A new detector is under development that will be able to spot minute traces of poisonous elements with photonics, giving a result in a matter of minutes. This is quite useful, as research has found that pesticides in fruit and vegetables are killing up to 11,000 people every year, unintentionally poisoning up to 385 million worldwide.
The ultrasensitive detector harnesses light particles to spot the tiniest traces of pesticide or bacteria 50 to 100 times quicker than existing technologies. It is currently being developed by an EU-funded consortium. The system will allow workers to check for pesticides or bacteria by monitoring dozens more samples of fruits and vegetables than are currently performed. From preparing a sample to detection, the new system can deliver a result in less than 30 minutes – a fraction of the time at present.

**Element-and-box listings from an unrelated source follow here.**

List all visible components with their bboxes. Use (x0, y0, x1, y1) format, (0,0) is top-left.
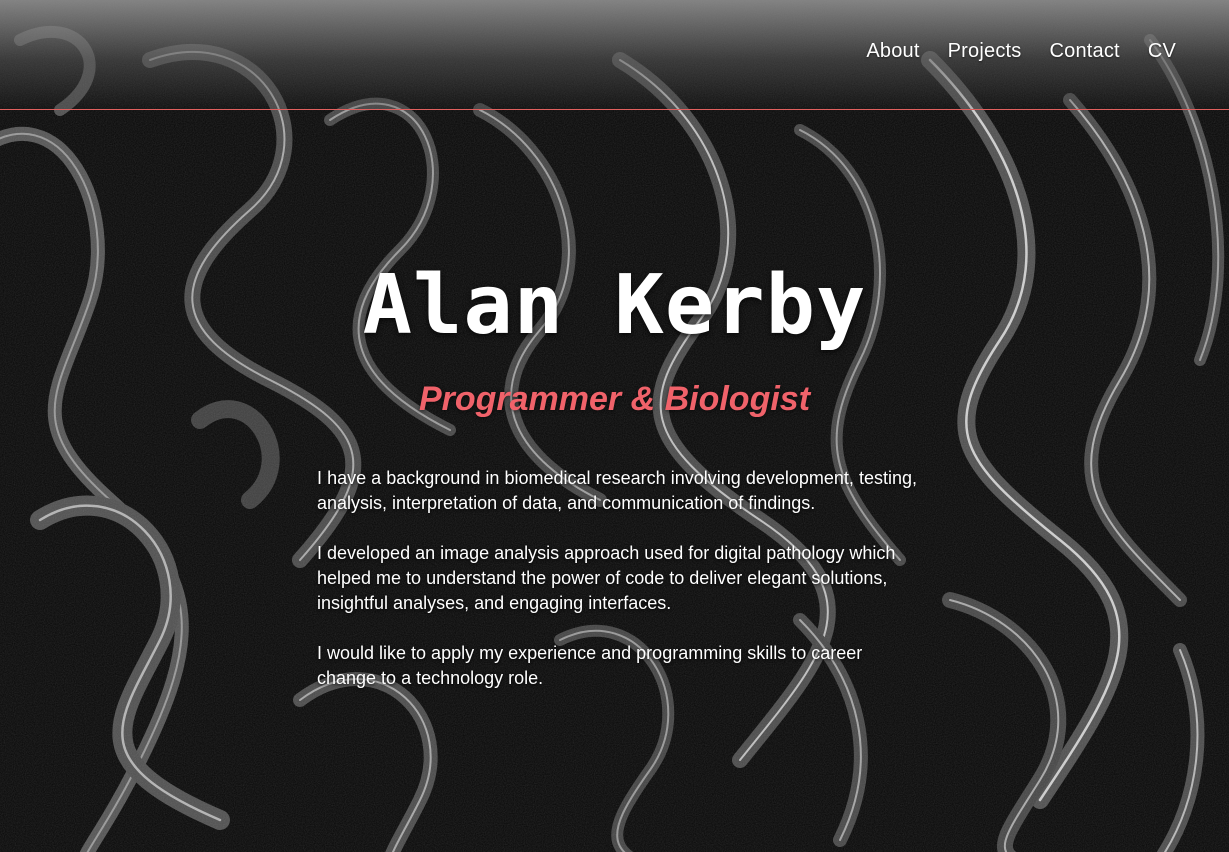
bio-paragraph: I would like to apply my experience and … (317, 643, 863, 688)
page: About Projects Contact CV Alan Kerby Pro… (0, 0, 1229, 852)
main-nav: About Projects Contact CV (866, 40, 1176, 63)
bio-section: I have a background in biomedical resear… (317, 466, 917, 716)
hero-name: Alan Kerby (362, 258, 867, 353)
bio-paragraph: I have a background in biomedical resear… (317, 468, 917, 513)
site-header: About Projects Contact CV (0, 0, 1229, 110)
nav-projects-link[interactable]: Projects (948, 40, 1022, 63)
hero-tagline: Programmer & Biologist (418, 380, 811, 418)
tissue-background-image (0, 0, 1229, 852)
nav-cv-link[interactable]: CV (1148, 40, 1176, 63)
bio-paragraph: I developed an image analysis approach u… (317, 543, 896, 613)
nav-contact-link[interactable]: Contact (1049, 40, 1119, 63)
nav-about-link[interactable]: About (866, 40, 919, 63)
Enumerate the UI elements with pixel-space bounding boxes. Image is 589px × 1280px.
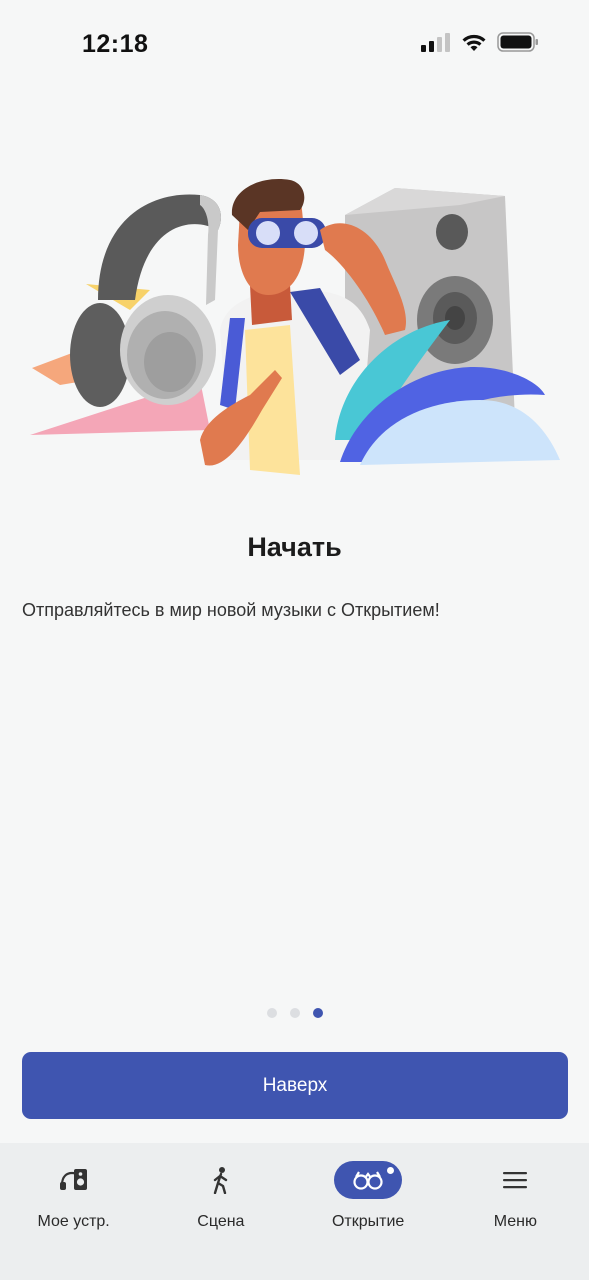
status-icons <box>421 32 539 52</box>
onboarding-illustration <box>30 179 560 475</box>
pager-dot[interactable] <box>266 1008 277 1018</box>
tab-menu[interactable]: Меню <box>442 1143 589 1280</box>
pager-dots <box>0 1008 589 1018</box>
onboarding-title: Начать <box>247 532 342 562</box>
tab-label: Сцена <box>197 1213 245 1230</box>
wifi-icon <box>462 34 486 51</box>
hamburger-menu-icon <box>481 1161 549 1199</box>
battery-icon <box>497 32 538 52</box>
speaker-headphones-icon <box>40 1161 108 1199</box>
bottom-tab-bar: Мое устр. Сцена Открытие Меню <box>0 1143 589 1280</box>
walking-person-icon <box>187 1161 255 1199</box>
pager-dot-active[interactable] <box>312 1008 323 1018</box>
status-bar: 12:18 <box>0 0 589 88</box>
status-time: 12:18 <box>82 30 149 58</box>
top-button[interactable]: Наверх <box>22 1052 568 1119</box>
tab-discover[interactable]: Открытие <box>295 1143 442 1280</box>
cellular-signal-icon <box>421 33 450 52</box>
tab-label: Меню <box>493 1213 537 1230</box>
binoculars-icon <box>334 1161 403 1199</box>
tab-scene[interactable]: Сцена <box>147 1143 294 1280</box>
tab-label: Открытие <box>331 1213 405 1230</box>
onboarding-description: Отправляйтесь в мир новой музыки с Откры… <box>22 600 440 620</box>
pager-dot[interactable] <box>289 1008 300 1018</box>
tab-my-device[interactable]: Мое устр. <box>0 1143 147 1280</box>
tab-label: Мое устр. <box>37 1213 110 1230</box>
notification-dot <box>387 1167 395 1174</box>
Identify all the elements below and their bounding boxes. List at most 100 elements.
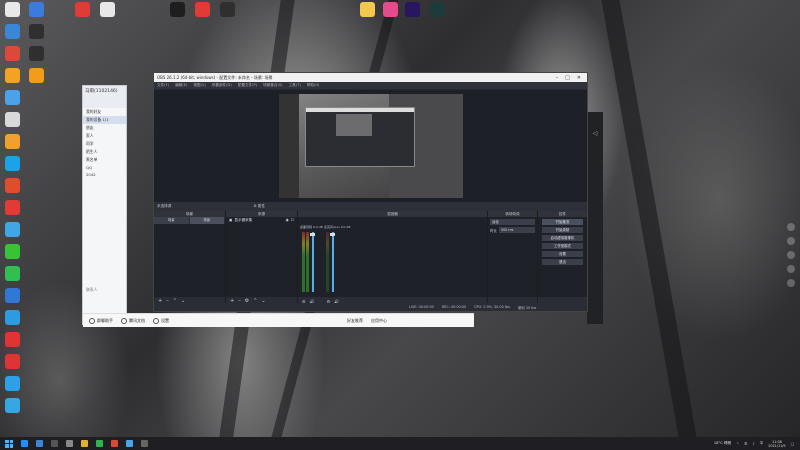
desktop-shortcut[interactable]: [24, 68, 48, 84]
desktop-shortcut[interactable]: [215, 2, 239, 18]
taskbar-app-icon[interactable]: [66, 440, 73, 447]
desktop-shortcut[interactable]: [24, 46, 48, 62]
control-button[interactable]: 设置: [542, 251, 583, 257]
qq-list-item[interactable]: 家人: [83, 132, 126, 140]
close-button[interactable]: ✕: [577, 75, 581, 81]
chevron-up-icon[interactable]: ⌃: [736, 442, 739, 446]
desktop-shortcut[interactable]: [0, 24, 24, 40]
desktop-shortcut[interactable]: [0, 156, 24, 172]
control-button[interactable]: 工作室模式: [542, 243, 583, 249]
taskbar-app-icon[interactable]: [141, 440, 148, 447]
float-button[interactable]: [787, 265, 795, 273]
lock-icon[interactable]: ☐: [291, 218, 294, 223]
menu-item[interactable]: 帮助(H): [307, 83, 320, 88]
desktop-shortcut[interactable]: [0, 200, 24, 216]
share-icon[interactable]: ◁: [587, 130, 603, 137]
desktop-shortcut[interactable]: [0, 354, 24, 370]
scene-tab-active[interactable]: 场景: [189, 217, 225, 224]
desktop-shortcut[interactable]: [0, 90, 24, 106]
weather-widget[interactable]: 18°C 晴朗: [714, 441, 731, 446]
taskbar-app-icon[interactable]: [36, 440, 43, 447]
control-button[interactable]: 退出: [542, 259, 583, 265]
qq-list-item[interactable]: 黑名单: [83, 156, 126, 164]
clock[interactable]: 11:08 2021/11/9: [768, 440, 785, 448]
desktop-shortcut[interactable]: [24, 24, 48, 40]
qq-list-item[interactable]: 我的设备 1/1: [83, 116, 126, 124]
float-button[interactable]: [787, 223, 795, 231]
menu-item[interactable]: 停靠部件(D): [212, 83, 232, 88]
menu-item[interactable]: 场景集合(S): [263, 83, 282, 88]
control-button[interactable]: 开始推流: [542, 219, 583, 225]
menu-item[interactable]: 视图(V): [193, 83, 205, 88]
speaker-icon[interactable]: ♪: [752, 442, 754, 446]
desktop-shortcut[interactable]: [0, 288, 24, 304]
volume-fader[interactable]: [312, 232, 314, 292]
duration-input[interactable]: 300 ms: [498, 227, 535, 233]
menu-item[interactable]: 工具(T): [289, 83, 301, 88]
control-button[interactable]: 开始录制: [542, 227, 583, 233]
desktop-shortcut[interactable]: [0, 222, 24, 238]
qq-list-item[interactable]: 同学: [83, 140, 126, 148]
qq-list-item[interactable]: 朋友: [83, 124, 126, 132]
network-icon[interactable]: ☰: [744, 442, 747, 446]
desktop-shortcut[interactable]: [95, 2, 119, 18]
app-bar-item[interactable]: 好友推荐: [347, 318, 363, 324]
start-button[interactable]: [5, 439, 13, 448]
scene-tab[interactable]: 场景: [154, 217, 190, 224]
minimize-button[interactable]: –: [556, 75, 559, 81]
float-button[interactable]: [787, 251, 795, 259]
desktop-shortcut[interactable]: [400, 2, 424, 18]
desktop-shortcut[interactable]: [355, 2, 379, 18]
app-bar-item[interactable]: 应用中心: [371, 318, 387, 324]
menu-item[interactable]: 配置文件(P): [238, 83, 257, 88]
desktop-shortcut[interactable]: [425, 2, 449, 18]
desktop-shortcut[interactable]: [0, 112, 24, 128]
desktop-shortcut[interactable]: [70, 2, 94, 18]
desktop-shortcut[interactable]: [0, 178, 24, 194]
control-button[interactable]: 启动虚拟摄像机: [542, 235, 583, 241]
menu-item[interactable]: 文件(F): [157, 83, 169, 88]
fader-handle[interactable]: [330, 233, 335, 236]
desktop-shortcut[interactable]: [0, 2, 24, 18]
desktop-shortcut[interactable]: [0, 398, 24, 414]
volume-fader[interactable]: [332, 232, 334, 292]
app-bar-item[interactable]: 腾讯文档: [121, 317, 145, 324]
qq-list-item[interactable]: 2042: [83, 171, 126, 178]
desktop-shortcut[interactable]: [0, 266, 24, 282]
app-bar-item[interactable]: 设置: [153, 317, 169, 324]
desktop-shortcut[interactable]: [0, 244, 24, 260]
desktop-shortcut[interactable]: [0, 68, 24, 84]
app-bar-item[interactable]: 群聊助手: [89, 317, 113, 324]
maximize-button[interactable]: □: [565, 75, 570, 81]
float-button[interactable]: [787, 237, 795, 245]
qq-list-item[interactable]: 陌生人: [83, 148, 126, 156]
desktop-shortcut[interactable]: [0, 376, 24, 392]
notification-icon[interactable]: □: [791, 442, 794, 446]
fader-handle[interactable]: [310, 233, 315, 236]
properties-button[interactable]: ⚙ 属性: [253, 204, 265, 209]
qq-list-item[interactable]: 我的好友: [83, 108, 126, 116]
taskbar-app-icon[interactable]: [111, 440, 118, 447]
taskbar-app-icon[interactable]: [21, 440, 28, 447]
taskbar-app-icon[interactable]: [126, 440, 133, 447]
float-button[interactable]: [787, 279, 795, 287]
qq-window[interactable]: 马雨(1102146) 我的好友 我的设备 1/1 朋友 家人 同学 陌生人 黑名单 QQ 20…: [82, 85, 127, 325]
taskbar-app-icon[interactable]: [51, 440, 58, 447]
desktop-shortcut[interactable]: [378, 2, 402, 18]
qq-list-item[interactable]: QQ: [83, 164, 126, 171]
taskbar-app-icon[interactable]: [81, 440, 88, 447]
desktop-shortcut[interactable]: [0, 46, 24, 62]
desktop-shortcut[interactable]: [0, 134, 24, 150]
menu-item[interactable]: 编辑(E): [175, 83, 187, 88]
desktop-shortcut[interactable]: [24, 2, 48, 18]
desktop-shortcut[interactable]: [0, 332, 24, 348]
eye-icon[interactable]: ◉: [286, 218, 289, 223]
source-item[interactable]: ▣ 显示器采集 ◉ ☐: [226, 217, 297, 224]
taskbar-app-icon[interactable]: [96, 440, 103, 447]
ime-indicator[interactable]: 中: [760, 441, 764, 446]
desktop-shortcut[interactable]: [190, 2, 214, 18]
obs-preview-canvas[interactable]: [279, 94, 463, 198]
transition-select[interactable]: 淡化: [490, 219, 535, 225]
desktop-shortcut[interactable]: [0, 310, 24, 326]
desktop-shortcut[interactable]: [165, 2, 189, 18]
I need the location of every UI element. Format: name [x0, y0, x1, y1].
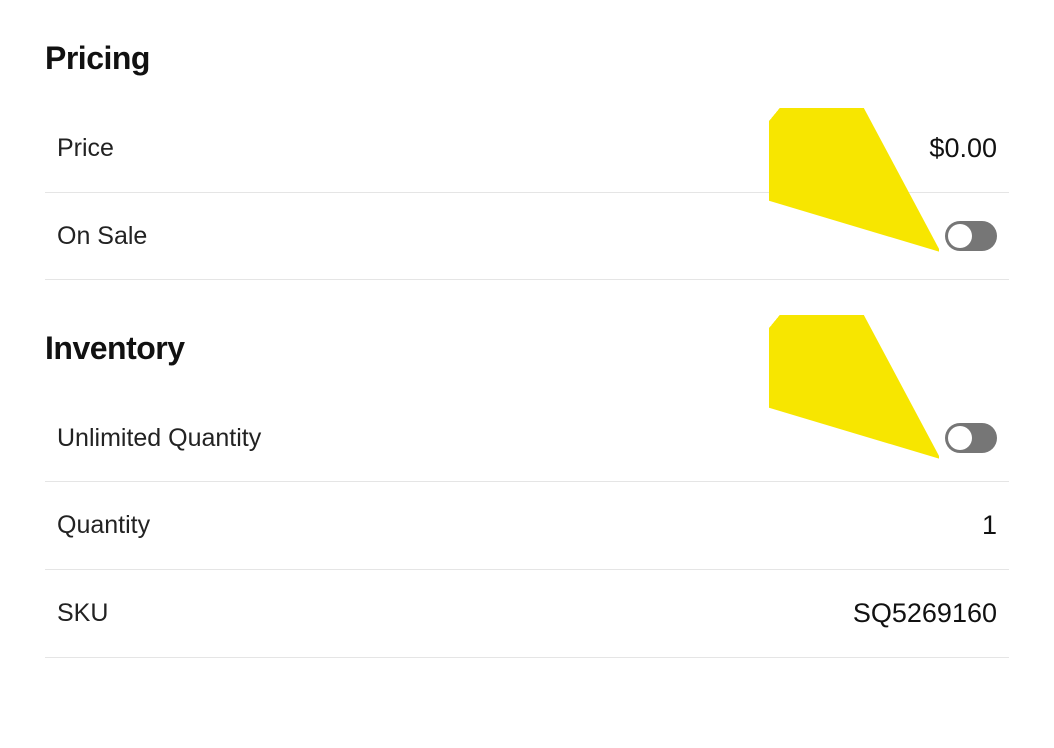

The team is using an extremely sensitive system that uses laser light to detect chemical or biological analytes. Called a plasmo-photonic bimodal multiplexing sensor, the system can spot bacteria or pesticides label-free, without having to use chemicals or dyes as a marker.
The project, called GRACED, is currently being coordinated by CyRIC - Cyprus research and innovation Centre, and includes a consortium of experts from all across Europe. The developers took their inspiration from one of their existing sensors that examines water to detect microbiological or chemical contamination with a small number of pesticides.